Fish Talk in the News – Tuesday, September 22

In New England, Atlantic cod has been overfished and subject to overfishing for decades. Image via NOAA.

  • The New England Fishery Management Council’s Habitat Committee meets tomorrow, September 23, in Danvers, MA. The Committee will discuss a clam dredge exemption framework, actions on deep-sea corals, and general habitat priorities.
  • The next NEFMC full Council meeting is next week, September 29 – October 1. The meeting will be in Plymouth, MA.
  • The Rhode Island Department of Environmental Management is looking into recent menhaden fish kills in the Seekonk River and Pawtuxet Cove. According to DEM scientists, menhaden are thriving in Narragansett Bay, but are dying when predators force them into low oxygen areas. Scientists are monitoring the fish kills to better understand water quality and menhaden populations.
  • The Ocean State Oyster Festival welcomed over 1,000 people last weekend. The event was not only a successful celebration of RI oyster farms, but its focus on composting waste emphasized “closing the loop in the food system.” Event organizers and volunteers helped educate attendees that their oyster shells and plates were all compostable, and it was estimated that about 1,600 gallons of waste went to compost rather than trash.

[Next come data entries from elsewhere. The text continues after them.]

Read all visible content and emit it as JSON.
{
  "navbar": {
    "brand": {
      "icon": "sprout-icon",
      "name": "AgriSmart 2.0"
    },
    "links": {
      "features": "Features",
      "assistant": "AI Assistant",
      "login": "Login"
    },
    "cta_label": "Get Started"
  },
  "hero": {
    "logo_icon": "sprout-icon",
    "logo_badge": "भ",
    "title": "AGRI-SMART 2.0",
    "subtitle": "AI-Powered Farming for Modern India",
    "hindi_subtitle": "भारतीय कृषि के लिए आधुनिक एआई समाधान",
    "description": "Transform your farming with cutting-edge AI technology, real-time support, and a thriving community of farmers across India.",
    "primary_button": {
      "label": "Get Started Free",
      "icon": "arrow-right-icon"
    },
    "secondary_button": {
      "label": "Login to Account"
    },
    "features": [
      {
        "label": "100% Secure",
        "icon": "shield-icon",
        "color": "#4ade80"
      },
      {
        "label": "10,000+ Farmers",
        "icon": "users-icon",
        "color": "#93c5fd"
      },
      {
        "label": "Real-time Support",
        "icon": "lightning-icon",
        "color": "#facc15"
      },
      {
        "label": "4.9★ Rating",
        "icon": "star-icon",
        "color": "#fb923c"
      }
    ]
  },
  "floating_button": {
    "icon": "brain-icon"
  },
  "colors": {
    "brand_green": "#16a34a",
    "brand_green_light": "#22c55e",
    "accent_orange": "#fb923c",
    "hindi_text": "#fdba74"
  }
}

  • Senator Ayotte hosted a meeting last Friday to discuss recent fishery regulations and at-sea monitoring. In attendance were about 40 members of the fishing industry, NOAA Regional Administrator John Bullard, and a representative from Senator Shaheen’s office. Senator Ayotte has previously sent a letter on the at-sea monitoring issue and filed a bill to end the program if NOAA does not provide funding.
  • NOAA Fisheries announced an increase to the commercial scup quota and per trip possession limit for 2015 Winter II, which runs November 1 to December 31. The increase is a result of unused quota from Winter I.
  • NOAA Fisheries announced that commercial harvest quotas for Atlantic surfclams and ocean quahogs will not change for the 2016 fishing year (January 1 – December 31). The surfclam quota is 3.4 million bushels, the ocean quahog quota is 5.3 million bushels, and the Maine ocean quahog quota is 100,000 bushels.
  • The University of New England intends to sponsor the New England Ocean Cluster House, a marine-related business incubator in Portland, Maine. UNE recently partnered with Southern Maine Community College whose students will have internship opportunities with the business incubator.